Le dialogue national inclusif gagne un nouveau soutien politique. Vendredi 24 juillet 2026, le président de l’Assemblée nationale, Aimé Boji Sangara, a appelé les députés à accompagner cette initiative annoncée par Félix Tshisekedi. Selon lui, ce processus doit renforcer l’unité nationale face aux défis sécuritaires et politiques que traverse la République démocratique du Congo.
L’Assemblée nationale soutient le dialogue national inclusif
Aimé Boji Sangara s’est exprimé lors d’une séance plénière. La réunion s’est tenue un jour avant la clôture de la session extraordinaire. Le président de la Chambre basse a salué l’initiative du chef de l’État.
Selon lui, ce dialogue national inclusif privilégie l’écoute et la concertation. Il a estimé que le consensus reste indispensable. Il a aussi appelé les responsables politiques à défendre l’intérêt supérieur de la nation.
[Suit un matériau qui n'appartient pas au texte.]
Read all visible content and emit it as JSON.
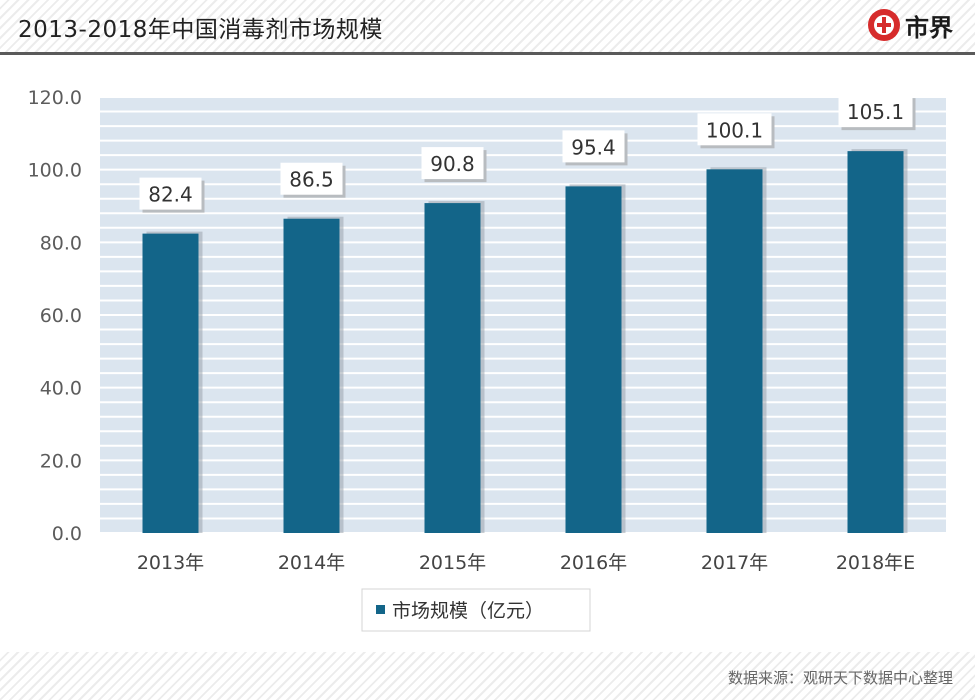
{
  "header": {
    "title": "2013-2018年中国消毒剂市场规模",
    "logo_text": "市界"
  },
  "footer": {
    "source": "数据来源：观研天下数据中心整理"
  },
  "colors": {
    "bar": "#136589",
    "plot_background": "#dbe5ef",
    "gridline": "#ffffff",
    "logo_red": "#d62b2b"
  },
  "chart_data": {
    "type": "bar",
    "title": "2013-2018年中国消毒剂市场规模",
    "categories": [
      "2013年",
      "2014年",
      "2015年",
      "2016年",
      "2017年",
      "2018年E"
    ],
    "series": [
      {
        "name": "市场规模（亿元）",
        "values": [
          82.4,
          86.5,
          90.8,
          95.4,
          100.1,
          105.1
        ]
      }
    ],
    "data_labels": [
      "82.4",
      "86.5",
      "90.8",
      "95.4",
      "100.1",
      "105.1"
    ],
    "yticks": [
      "0.0",
      "20.0",
      "40.0",
      "60.0",
      "80.0",
      "100.0",
      "120.0"
    ],
    "ylim": [
      0,
      120
    ],
    "xlabel": "",
    "ylabel": "",
    "grid": true,
    "legend_position": "bottom-center"
  }
}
« Plus que jamais, l’unité nationale constitue notre première ligne de défense », a déclaré le président de l’Assemblée nationale. Il a invité chaque acteur à contribuer au processus.
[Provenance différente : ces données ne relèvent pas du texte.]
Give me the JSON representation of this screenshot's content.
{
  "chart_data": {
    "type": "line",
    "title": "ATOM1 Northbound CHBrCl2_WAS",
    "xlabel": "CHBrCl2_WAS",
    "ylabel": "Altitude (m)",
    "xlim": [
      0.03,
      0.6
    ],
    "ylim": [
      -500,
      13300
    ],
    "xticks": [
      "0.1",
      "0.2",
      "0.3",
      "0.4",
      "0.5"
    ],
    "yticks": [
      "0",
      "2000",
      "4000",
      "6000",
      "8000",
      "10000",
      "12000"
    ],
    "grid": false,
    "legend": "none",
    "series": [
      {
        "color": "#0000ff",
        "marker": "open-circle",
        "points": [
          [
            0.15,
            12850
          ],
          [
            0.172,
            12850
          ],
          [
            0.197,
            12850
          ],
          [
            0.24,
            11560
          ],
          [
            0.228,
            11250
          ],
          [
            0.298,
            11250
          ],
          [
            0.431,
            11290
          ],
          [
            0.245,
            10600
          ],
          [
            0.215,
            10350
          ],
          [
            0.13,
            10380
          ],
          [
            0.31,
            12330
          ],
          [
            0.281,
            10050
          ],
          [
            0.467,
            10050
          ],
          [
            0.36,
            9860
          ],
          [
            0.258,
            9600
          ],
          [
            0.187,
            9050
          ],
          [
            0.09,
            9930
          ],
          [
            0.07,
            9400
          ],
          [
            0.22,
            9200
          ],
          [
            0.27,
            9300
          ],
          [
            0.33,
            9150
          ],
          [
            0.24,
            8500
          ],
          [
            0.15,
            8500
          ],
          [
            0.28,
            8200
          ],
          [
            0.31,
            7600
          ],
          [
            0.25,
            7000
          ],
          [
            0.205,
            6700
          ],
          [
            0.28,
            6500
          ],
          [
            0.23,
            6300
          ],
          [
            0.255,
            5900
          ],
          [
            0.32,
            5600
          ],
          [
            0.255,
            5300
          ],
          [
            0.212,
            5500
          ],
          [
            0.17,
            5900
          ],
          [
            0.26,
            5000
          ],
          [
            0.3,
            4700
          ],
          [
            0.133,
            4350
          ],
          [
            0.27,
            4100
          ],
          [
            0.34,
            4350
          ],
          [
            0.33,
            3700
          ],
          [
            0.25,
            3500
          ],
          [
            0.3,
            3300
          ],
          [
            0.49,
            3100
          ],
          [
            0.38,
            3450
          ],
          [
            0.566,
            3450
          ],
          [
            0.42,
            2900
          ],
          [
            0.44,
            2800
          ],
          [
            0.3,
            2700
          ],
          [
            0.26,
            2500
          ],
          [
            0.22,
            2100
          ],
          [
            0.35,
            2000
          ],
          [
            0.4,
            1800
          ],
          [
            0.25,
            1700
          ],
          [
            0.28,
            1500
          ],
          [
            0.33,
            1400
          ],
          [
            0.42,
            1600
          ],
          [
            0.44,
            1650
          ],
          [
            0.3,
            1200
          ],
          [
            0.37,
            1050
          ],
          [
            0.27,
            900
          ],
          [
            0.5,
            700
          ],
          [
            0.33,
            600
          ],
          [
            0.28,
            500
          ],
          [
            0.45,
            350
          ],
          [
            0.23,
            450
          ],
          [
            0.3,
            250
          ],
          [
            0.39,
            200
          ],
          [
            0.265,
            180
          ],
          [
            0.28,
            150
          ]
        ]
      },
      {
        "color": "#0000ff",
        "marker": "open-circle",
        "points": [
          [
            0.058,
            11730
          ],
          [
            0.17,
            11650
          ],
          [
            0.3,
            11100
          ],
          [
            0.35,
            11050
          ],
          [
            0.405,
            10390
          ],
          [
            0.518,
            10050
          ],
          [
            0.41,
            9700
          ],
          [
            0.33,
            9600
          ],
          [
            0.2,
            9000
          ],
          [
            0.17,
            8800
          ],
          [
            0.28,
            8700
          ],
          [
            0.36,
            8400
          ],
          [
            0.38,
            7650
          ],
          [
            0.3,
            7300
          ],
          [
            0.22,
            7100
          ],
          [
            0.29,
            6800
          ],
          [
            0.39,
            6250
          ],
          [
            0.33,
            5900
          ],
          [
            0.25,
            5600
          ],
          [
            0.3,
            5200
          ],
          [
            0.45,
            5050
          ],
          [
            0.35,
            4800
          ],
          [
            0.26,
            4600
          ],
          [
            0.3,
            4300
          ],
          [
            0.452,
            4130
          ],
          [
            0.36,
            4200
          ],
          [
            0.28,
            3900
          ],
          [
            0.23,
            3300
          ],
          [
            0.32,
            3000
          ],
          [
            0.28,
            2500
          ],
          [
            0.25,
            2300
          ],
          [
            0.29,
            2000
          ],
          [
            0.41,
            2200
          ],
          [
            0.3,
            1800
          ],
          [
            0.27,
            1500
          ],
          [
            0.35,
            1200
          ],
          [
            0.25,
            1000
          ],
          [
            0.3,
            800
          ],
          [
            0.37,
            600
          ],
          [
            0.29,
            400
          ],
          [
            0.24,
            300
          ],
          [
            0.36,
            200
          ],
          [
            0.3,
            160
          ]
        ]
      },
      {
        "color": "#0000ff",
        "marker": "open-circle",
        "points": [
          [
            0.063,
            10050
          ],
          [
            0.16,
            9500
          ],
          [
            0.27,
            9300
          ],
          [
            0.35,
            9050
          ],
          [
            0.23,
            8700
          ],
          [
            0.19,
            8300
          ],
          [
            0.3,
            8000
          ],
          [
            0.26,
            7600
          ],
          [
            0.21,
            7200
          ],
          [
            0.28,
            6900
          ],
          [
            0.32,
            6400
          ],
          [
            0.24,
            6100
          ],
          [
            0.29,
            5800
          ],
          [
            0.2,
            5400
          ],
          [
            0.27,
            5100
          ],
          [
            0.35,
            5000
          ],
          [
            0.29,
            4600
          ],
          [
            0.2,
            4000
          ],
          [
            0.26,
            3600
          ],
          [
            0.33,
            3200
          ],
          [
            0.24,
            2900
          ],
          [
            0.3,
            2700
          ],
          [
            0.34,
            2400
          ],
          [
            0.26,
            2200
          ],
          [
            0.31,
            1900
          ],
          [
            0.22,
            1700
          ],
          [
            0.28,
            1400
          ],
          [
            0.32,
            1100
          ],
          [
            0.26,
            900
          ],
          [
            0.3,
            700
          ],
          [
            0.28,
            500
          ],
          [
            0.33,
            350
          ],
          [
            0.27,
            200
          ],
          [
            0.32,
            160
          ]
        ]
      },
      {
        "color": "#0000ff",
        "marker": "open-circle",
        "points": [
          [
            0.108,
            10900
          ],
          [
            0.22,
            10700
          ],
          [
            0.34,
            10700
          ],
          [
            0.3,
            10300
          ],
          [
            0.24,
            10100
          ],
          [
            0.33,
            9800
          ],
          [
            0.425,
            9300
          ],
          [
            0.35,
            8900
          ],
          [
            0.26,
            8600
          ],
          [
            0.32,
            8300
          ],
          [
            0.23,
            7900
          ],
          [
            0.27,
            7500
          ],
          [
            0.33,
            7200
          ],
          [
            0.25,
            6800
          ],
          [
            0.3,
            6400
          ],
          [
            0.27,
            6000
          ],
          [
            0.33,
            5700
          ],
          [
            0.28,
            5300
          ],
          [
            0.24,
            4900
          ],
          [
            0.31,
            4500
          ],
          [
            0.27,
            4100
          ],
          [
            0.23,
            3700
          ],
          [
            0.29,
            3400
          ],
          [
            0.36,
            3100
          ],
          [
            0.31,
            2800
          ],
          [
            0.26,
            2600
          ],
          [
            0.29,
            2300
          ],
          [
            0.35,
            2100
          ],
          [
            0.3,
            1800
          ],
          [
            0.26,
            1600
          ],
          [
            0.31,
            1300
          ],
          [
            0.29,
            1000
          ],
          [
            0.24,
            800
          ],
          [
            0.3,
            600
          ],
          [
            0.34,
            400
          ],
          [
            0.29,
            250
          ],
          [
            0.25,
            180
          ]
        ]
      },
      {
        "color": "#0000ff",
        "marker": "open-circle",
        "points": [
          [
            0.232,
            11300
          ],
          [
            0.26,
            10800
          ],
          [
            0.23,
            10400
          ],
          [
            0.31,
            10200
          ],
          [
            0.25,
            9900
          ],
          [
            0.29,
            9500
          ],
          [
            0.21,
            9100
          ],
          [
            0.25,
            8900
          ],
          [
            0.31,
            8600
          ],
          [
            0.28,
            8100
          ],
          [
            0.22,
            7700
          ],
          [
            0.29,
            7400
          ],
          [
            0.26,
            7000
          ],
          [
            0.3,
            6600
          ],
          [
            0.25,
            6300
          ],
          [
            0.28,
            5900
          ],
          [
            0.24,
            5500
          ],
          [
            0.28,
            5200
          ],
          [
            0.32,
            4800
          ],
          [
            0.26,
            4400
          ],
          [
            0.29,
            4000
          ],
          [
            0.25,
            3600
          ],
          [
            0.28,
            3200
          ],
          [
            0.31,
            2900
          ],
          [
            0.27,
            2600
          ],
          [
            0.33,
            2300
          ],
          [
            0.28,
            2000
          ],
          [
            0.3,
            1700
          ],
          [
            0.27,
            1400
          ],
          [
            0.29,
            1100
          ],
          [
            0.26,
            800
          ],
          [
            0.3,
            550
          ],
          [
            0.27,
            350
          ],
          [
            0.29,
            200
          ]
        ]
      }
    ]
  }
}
Les députés appelés à jouer leur rôle
Le président de la Chambre basse a interpellé les députés. Il leur a demandé d’accompagner cette nouvelle dynamique. Il a rappelé que l’Assemblée nationale représente le peuple congolais. Selon lui, cette institution doit faciliter la réussite du dialogue.
Il a aussi estimé que les divergences politiques restent normales. Elles ne doivent toutefois pas affaiblir la cohésion nationale lorsque le pays fait face à des défis majeurs.
Un dialogue dans un contexte sous tension
Le dialogue national inclusif intervient alors que la crise sécuritaire persiste dans l’est du pays. Les processus de Washington et de Doha restent en cours. Cependant, leurs effets demeurent limités sur le terrain. En parallèle, le débat sur une réforme de la Constitution continue d’alimenter les tensions politiques. La majorité et l’opposition défendent des positions opposées. Dans ce contexte, le dialogue apparaît comme un test politique majeur. Comme l’écrivait Paul Ricœur, « la démocratie est le régime de la discussion organisée ». Les actes seront décisifs.